Q: In the state of California, if the decedent has 6 surviving children and no will, how is the exe or admi determined?
6 children, no will. Does oldest child automatically become administrator of any estate? If yes and other children wish to contest that appointment, is that possible?
A: There is not a set order among the kids. Yes another child can contest one of their siblings doing it and then that sibling should also file a competing petition for them or another sibling to serve as the administrator. That would create the contest or competing petition situation. The courts look at things like who is best equipped to handle the job, where the respective administrators live, and other such factors. In my opinion it is generally best to try to work out an agreement about who should be the administrator rather than fighting about it. When fighting it can just lead to a bunch of attorney fees being spent. Unfortunately sometimes a friendly agreement can't be reached. Good luck!
A: Being the oldest doesn't help. Someone petitions the Probate Court to be the administrator. If the siblings object then the judge will yell at them to find a solution they can agree on, like even a professional service.

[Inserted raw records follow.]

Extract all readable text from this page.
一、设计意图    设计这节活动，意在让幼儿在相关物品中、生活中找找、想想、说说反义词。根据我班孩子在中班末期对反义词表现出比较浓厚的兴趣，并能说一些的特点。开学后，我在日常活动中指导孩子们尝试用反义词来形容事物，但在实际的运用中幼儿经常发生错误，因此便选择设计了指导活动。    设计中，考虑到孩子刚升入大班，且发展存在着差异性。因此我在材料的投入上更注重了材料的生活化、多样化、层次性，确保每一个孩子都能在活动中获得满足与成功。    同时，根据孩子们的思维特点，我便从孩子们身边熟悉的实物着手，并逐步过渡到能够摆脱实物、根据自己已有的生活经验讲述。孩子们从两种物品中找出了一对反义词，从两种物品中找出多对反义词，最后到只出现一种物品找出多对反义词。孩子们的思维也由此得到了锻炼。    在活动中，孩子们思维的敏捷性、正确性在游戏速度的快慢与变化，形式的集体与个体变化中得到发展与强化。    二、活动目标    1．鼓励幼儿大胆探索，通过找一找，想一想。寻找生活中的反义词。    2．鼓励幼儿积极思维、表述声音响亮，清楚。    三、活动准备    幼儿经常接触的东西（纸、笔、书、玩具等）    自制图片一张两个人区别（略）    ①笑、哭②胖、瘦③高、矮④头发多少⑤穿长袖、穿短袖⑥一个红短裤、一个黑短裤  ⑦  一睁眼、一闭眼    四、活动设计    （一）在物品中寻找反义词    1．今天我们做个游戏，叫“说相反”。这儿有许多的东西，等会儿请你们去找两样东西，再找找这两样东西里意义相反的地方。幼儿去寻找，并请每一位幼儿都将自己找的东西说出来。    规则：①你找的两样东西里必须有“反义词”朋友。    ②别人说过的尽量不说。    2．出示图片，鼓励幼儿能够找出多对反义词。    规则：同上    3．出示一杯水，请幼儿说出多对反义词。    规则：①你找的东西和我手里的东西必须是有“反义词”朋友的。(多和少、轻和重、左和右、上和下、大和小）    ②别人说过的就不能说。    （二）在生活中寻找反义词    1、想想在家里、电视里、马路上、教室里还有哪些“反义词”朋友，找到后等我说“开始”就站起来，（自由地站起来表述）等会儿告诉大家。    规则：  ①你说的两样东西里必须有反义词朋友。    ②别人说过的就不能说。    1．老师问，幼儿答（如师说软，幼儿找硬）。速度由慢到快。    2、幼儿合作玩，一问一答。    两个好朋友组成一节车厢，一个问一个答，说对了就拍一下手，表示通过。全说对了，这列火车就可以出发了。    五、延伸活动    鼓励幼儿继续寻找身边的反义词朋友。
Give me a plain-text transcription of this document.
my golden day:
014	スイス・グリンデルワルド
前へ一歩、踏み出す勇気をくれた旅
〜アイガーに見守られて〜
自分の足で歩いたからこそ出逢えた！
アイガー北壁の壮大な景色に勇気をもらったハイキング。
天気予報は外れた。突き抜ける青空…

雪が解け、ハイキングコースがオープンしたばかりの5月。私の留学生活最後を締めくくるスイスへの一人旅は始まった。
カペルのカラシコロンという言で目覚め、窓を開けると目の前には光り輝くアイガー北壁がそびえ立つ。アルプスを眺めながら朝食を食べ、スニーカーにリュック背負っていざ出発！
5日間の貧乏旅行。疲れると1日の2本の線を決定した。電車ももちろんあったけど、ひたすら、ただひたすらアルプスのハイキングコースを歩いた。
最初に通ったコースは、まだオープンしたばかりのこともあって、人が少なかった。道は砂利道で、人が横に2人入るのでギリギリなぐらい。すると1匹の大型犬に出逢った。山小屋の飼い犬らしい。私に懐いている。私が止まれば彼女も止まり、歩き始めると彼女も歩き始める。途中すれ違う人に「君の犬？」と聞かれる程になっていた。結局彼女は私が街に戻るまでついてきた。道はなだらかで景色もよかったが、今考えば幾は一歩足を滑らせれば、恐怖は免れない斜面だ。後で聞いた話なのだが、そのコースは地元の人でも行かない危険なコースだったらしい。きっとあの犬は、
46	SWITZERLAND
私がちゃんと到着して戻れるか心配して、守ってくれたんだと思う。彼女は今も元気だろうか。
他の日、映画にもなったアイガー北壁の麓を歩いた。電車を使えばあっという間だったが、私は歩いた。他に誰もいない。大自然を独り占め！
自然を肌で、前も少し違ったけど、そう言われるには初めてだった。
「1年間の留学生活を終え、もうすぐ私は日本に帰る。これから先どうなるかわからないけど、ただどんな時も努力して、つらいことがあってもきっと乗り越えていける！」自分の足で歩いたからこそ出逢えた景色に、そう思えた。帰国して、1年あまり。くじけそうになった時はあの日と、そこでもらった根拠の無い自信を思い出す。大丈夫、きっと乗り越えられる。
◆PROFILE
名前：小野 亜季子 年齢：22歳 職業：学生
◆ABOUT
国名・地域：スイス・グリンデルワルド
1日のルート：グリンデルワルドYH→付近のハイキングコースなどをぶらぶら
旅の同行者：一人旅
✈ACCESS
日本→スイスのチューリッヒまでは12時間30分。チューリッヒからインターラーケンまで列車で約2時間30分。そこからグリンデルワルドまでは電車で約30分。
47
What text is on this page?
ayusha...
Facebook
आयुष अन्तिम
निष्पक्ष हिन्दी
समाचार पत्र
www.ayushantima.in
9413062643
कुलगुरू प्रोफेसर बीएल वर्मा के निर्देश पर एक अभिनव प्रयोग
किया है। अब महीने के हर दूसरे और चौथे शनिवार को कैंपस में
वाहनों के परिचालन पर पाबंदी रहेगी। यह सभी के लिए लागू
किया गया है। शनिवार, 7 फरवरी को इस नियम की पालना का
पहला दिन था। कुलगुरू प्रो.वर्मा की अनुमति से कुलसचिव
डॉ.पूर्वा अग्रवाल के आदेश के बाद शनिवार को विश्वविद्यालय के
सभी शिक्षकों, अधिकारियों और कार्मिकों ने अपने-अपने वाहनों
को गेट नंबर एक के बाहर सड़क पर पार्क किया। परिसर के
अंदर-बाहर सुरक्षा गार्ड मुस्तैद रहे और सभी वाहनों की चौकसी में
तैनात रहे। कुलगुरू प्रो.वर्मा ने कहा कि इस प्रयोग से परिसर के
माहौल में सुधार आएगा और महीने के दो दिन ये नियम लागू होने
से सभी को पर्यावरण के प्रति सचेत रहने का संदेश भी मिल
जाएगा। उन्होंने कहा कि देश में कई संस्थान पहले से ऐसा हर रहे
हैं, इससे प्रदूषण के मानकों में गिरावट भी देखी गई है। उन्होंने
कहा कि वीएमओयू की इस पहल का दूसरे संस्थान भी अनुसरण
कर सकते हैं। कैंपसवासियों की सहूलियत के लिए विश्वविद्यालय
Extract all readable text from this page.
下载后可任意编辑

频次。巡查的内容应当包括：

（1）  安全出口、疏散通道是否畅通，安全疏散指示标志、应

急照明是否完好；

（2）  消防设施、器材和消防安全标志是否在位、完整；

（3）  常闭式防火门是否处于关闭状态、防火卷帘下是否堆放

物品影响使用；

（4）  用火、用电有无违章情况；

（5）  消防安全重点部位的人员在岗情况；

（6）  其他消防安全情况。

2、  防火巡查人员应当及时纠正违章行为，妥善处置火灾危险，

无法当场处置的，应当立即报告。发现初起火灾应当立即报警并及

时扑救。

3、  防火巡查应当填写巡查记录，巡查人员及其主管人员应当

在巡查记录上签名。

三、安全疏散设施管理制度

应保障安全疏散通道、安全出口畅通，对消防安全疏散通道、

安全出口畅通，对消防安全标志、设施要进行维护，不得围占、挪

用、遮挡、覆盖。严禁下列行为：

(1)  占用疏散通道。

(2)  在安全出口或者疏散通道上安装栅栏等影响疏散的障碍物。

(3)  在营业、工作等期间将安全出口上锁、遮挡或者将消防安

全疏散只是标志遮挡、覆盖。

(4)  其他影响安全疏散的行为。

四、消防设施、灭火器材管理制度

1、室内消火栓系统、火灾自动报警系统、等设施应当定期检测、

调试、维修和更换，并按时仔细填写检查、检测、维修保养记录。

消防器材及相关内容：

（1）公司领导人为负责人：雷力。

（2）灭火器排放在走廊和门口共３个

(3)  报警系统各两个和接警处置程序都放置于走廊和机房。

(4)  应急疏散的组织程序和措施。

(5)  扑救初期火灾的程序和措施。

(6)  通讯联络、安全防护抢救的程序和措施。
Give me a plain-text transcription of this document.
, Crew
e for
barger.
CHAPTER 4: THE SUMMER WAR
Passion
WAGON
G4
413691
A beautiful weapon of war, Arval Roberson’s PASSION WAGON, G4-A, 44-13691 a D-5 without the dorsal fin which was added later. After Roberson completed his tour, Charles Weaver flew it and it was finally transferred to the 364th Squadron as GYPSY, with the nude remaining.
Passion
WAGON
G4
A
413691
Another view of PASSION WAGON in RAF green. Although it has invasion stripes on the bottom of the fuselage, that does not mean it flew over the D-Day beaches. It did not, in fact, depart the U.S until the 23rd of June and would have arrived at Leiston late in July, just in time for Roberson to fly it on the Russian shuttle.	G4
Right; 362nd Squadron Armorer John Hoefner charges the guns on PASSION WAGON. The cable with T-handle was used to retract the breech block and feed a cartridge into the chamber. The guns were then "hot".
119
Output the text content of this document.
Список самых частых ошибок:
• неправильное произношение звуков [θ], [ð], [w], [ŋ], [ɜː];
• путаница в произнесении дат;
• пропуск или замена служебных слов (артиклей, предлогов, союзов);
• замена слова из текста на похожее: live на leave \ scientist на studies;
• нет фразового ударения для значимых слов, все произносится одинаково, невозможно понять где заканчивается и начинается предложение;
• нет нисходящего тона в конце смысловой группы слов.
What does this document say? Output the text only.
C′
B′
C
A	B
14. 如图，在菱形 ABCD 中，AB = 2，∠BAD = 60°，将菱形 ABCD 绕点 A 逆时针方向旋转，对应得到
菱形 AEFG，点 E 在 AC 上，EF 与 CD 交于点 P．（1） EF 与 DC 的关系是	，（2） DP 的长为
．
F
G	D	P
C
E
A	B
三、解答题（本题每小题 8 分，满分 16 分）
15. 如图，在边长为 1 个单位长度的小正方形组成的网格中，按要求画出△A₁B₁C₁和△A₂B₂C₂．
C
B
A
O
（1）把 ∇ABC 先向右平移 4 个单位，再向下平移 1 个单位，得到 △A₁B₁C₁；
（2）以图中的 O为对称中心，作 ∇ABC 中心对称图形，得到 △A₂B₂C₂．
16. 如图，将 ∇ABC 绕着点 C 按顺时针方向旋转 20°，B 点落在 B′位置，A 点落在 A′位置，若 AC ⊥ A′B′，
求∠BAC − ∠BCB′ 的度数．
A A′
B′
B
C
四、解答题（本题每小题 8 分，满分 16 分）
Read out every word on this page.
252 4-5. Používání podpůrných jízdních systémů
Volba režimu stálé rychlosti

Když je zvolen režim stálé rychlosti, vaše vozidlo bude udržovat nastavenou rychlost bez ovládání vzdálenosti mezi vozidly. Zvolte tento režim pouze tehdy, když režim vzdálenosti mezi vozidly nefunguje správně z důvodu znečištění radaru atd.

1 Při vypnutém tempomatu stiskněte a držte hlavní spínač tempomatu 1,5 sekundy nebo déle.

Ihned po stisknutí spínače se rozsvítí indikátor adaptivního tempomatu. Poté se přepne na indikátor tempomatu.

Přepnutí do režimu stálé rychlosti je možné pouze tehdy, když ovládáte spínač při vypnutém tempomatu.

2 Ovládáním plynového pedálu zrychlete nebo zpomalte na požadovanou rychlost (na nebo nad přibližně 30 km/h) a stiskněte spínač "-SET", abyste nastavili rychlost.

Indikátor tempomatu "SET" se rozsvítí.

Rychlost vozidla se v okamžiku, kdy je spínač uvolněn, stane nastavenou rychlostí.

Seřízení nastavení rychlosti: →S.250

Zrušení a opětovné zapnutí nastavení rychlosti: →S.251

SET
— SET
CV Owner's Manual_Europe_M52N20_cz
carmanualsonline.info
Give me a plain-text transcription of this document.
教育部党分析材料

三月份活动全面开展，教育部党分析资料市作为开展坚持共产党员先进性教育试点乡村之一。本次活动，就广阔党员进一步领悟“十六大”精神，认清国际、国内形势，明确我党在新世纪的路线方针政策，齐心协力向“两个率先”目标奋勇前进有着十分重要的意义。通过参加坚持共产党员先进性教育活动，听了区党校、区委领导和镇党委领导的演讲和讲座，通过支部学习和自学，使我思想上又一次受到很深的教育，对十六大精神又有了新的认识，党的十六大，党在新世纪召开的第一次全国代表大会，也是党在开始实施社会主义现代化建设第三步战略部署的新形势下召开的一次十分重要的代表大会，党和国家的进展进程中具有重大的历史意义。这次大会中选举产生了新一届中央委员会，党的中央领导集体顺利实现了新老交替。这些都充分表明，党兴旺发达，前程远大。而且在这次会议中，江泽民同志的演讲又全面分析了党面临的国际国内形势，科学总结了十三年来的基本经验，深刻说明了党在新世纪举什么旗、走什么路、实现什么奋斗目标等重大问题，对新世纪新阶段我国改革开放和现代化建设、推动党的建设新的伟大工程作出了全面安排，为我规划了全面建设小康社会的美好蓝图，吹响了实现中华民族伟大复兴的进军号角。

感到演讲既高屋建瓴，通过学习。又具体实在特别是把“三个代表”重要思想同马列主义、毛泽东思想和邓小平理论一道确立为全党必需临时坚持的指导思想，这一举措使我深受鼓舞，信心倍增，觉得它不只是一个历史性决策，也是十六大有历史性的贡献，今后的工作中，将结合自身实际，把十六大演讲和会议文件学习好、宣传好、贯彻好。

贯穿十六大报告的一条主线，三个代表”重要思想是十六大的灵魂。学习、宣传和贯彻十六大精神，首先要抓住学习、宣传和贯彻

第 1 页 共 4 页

A: When the petition for probate is filed (form DE-111), the petitioner(s) will request a particular person be named as the administrator of the estate (there is no executor since there is no will). It can be, but doesn’t have to be one of the children. The probate code only requires it to be an adult able to fulfill the duties. Realistically, once the children all realize how much time and effort is required, it’s likely not all will want to do it. As my colleague said, the other children can object if they want, and the judge will try to get them to behave like adults and nominate one or hire an independent third party to act as administrator.
A: There is nothing in the law saying which person is automatically assigned the role of Administrator. (That's the title of the role when there is no will. If there is a will, the title is Executor. If there is a trust, the title is Trustee.) Anyone can ask the Court to appoint them as Administrator, but it will be up to the judge to decide who is most qualified to handle the job. I hope that helps!
A: The priority for the appointment of a personal representative is set forth in §§8461-8469 of the California Probate Code. You might find the answer there. Upon receiving a notice of administration, if an interested individual feels that the personal representative who is to be or has been appointed to handle the estate is not qualified for the position, they may petition to have another persona appointed or the appointed personal representative removed and a new representative appointed. The court will decided depending on the merits of each of the interested parties.